Among the approximately 200 artists from over 50 countries who are part of Documenta 13 are a substantial number of artists who have worked with SAF, including Doug Ashford, Kader Attia, Judith Barry, Trisha Donnelly, Mariam Ghani, René Gabri, Simryn Gill, Khaled Hourani, Mark Lombardi, Rabih Mroué, Walid Raad, Jalal Toufic, Eyal Weizman, Akram Zaatari, Gustav Metzger, Ayreen Anastas, Lawrence Weiner, Emily Jacir, Amar Kanwar, Apichatpong Weerasethakul, Anri Sala and Haris Epaminonda.
SAF also works with several of the artists contributing to La Triennale: Intense Proximeté/y (Paris, April 20th – August 26th). Minouk Lim, whose work was recently included in SAF’s group exhibition, “What should I do to live in your life?”, is participating in the Triennale with her installation “Liquid Theater.” It combines foam, hair, glue, wood, bandages, metal and video to place the two ‘halves’ of Korea in conversation with one another.
Ziad Antar’s series of photographs, “Portrait of a Landscape,” is on display at La Triennale. These photographs were first shown in Sharjah in the exhibition, “Portraits of a Territory,” hosted by the Sharjah Art Foundation and curated by Christine Macel, Chief Curator at Musée National D’Art Moderne Centre Pompidou Paris. The exhibition featured photographs of the UAE coastline that were taken between 2004 and 2011. While Antar began by randomly photographing the coast, he later worked to systematically document the coastline, Emirate by Emirate, completing the series as part of a Sharjah Art Foundation Residency in 2011. Viewed in succession, these photographs tell the story of an economic boom and its hazards through images of both monumental architectural structures and the abandoned worksites of unfinished construction projects, as well as through the daily lives and activities of the middle classes. Part of Antar’s “Expired” series is also on display at La Triennale. It was made using negatives found in a stock of old merchandise in the back-shop of a Cairo studio in 2005. Antar’s publication, Portrait of a Territory, was launched during the opening reception for his exhibition in Sharjah in March. Created as part of his Sharjah Art Foundation Artist Residency, the book includes 267 photographs, some from the exhibition in addition to others from the same series. Co-published by Actes Sud and Sharjah Art Foundation in French, English and Arabic, this 305 page book was designed by Marc Touitou with a text written by Christine Macel. The book is currently available for sale around the world.

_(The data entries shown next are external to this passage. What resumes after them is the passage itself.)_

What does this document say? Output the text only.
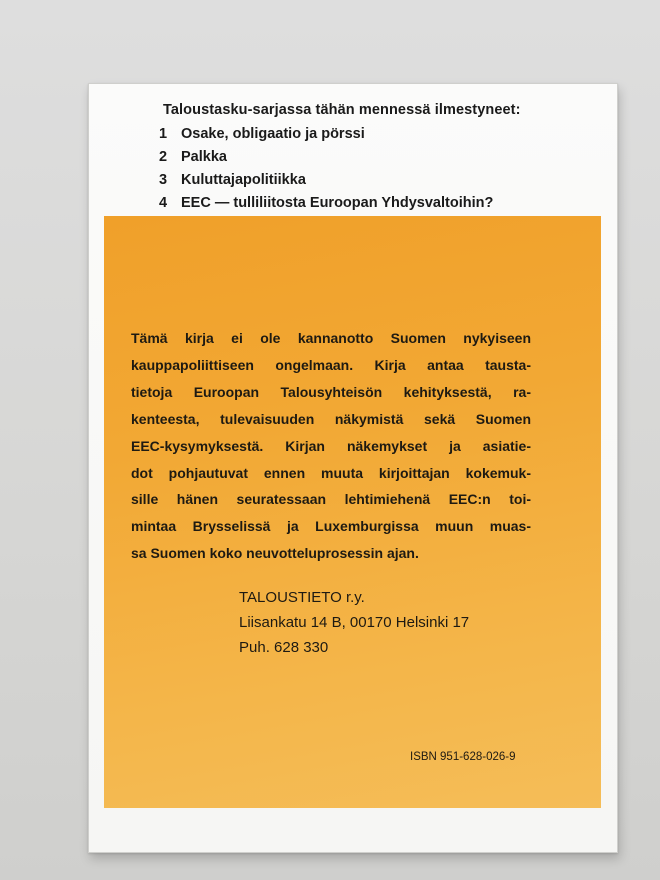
Taloustasku-sarjassa tähän mennessä ilmestyneet:
1 Osake, obligaatio ja pörssi
2 Palkka
3 Kuluttajapolitiikka
4 EEC — tulliliitosta Euroopan Yhdysvaltoihin?

Tämä kirja ei ole kannanotto Suomen nykyiseen
kauppapoliittiseen ongelmaan. Kirja antaa tausta-
tietoja Euroopan Talousyhteisön kehityksestä, ra-
kenteesta, tulevaisuuden näkymistä sekä Suomen
EEC-kysymyksestä. Kirjan näkemykset ja asiatie-
dot pohjautuvat ennen muuta kirjoittajan kokemuk-
sille hänen seuratessaan lehtimiehenä EEC:n toi-
mintaa Brysselissä ja Luxemburgissa muun muas-
sa Suomen koko neuvotteluprosessin ajan.

TALOUSTIETO r.y.
Liisankatu 14 B, 00170 Helsinki 17
Puh. 628 330
ISBN 951-628-026-9
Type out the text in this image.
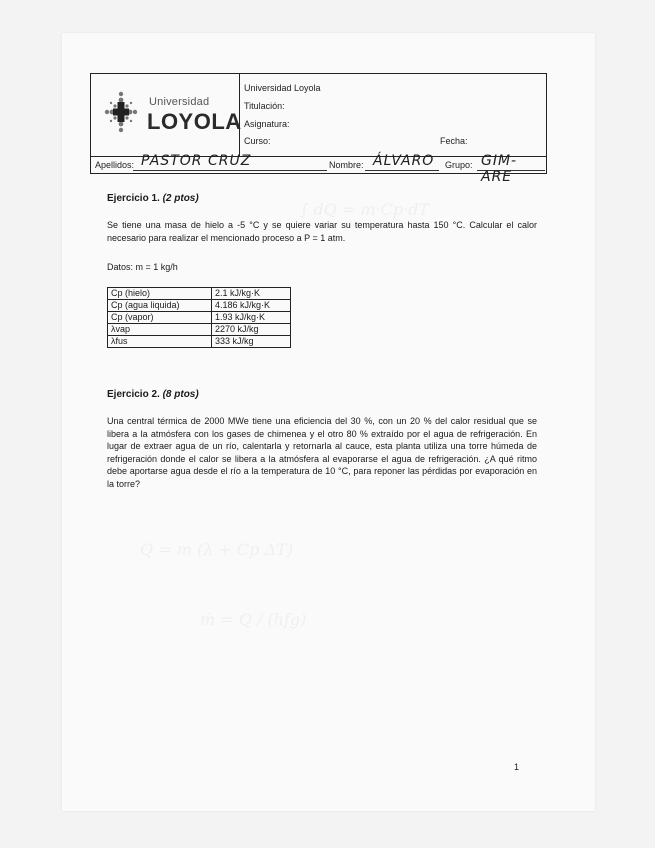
Universidad
LOYOLA
Universidad Loyola
Titulación:
Asignatura:
Curso:	Fecha:
Apellidos: PASTOR CRUZ	Nombre: ÁLVARO Grupo: GIM-ARE
∫ dQ = m·Cp·dT
Q = m (λ + Cp ΔT)
ṁ = Q / (hfg)
Ejercicio 1. (2 ptos)
Se tiene una masa de hielo a -5 °C y se quiere variar su temperatura hasta 150 °C. Calcular el calor necesario para realizar el mencionado proceso a P = 1 atm.
Datos: m = 1 kg/h
Cp (hielo)	2.1 kJ/kg·K
Cp (agua liquida)	4.186 kJ/kg·K
Cp (vapor)	1.93 kJ/kg·K
λvap	2270 kJ/kg
λfus	333 kJ/kg
Ejercicio 2. (8 ptos)
Una central térmica de 2000 MWe tiene una eficiencia del 30 %, con un 20 % del calor residual que se libera a la atmósfera con los gases de chimenea y el otro 80 % extraído por el agua de refrigeración. En lugar de extraer agua de un río, calentarla y retornarla al cauce, esta planta utiliza una torre húmeda de refrigeración donde el calor se libera a la atmósfera al evaporarse el agua de refrigeración. ¿A qué ritmo debe aportarse agua desde el río a la temperatura de 10 °C, para reponer las pérdidas por evaporación en la torre?
1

La Triennale also presents a video installation by Joana Hadjithomas and Khalil Joreige titled “A Letter Can Always Reach its Destination.” It examines the narrative structure and the human impact of the advance-fee fraud commonly known as the “Nigerian Letter” or the “419 fraud.” Hadjithomas and Joreige have collaborated with SAF on a number of projects and occasions. Commissioned for Sharjah Biennial 10, their sculpture Cedar IV - part of the project “Lebanese Rocket Society” - remains on view in the public square outside of the Sharjah Art Museum. It is a reconstitution of the Lebanese rocket of the same name, launched on November 21, 1963.
Former Sharjah Biennial artists Bouchra Khalili, Ali Essafi and Yto Barrada are also participating in La Triennale.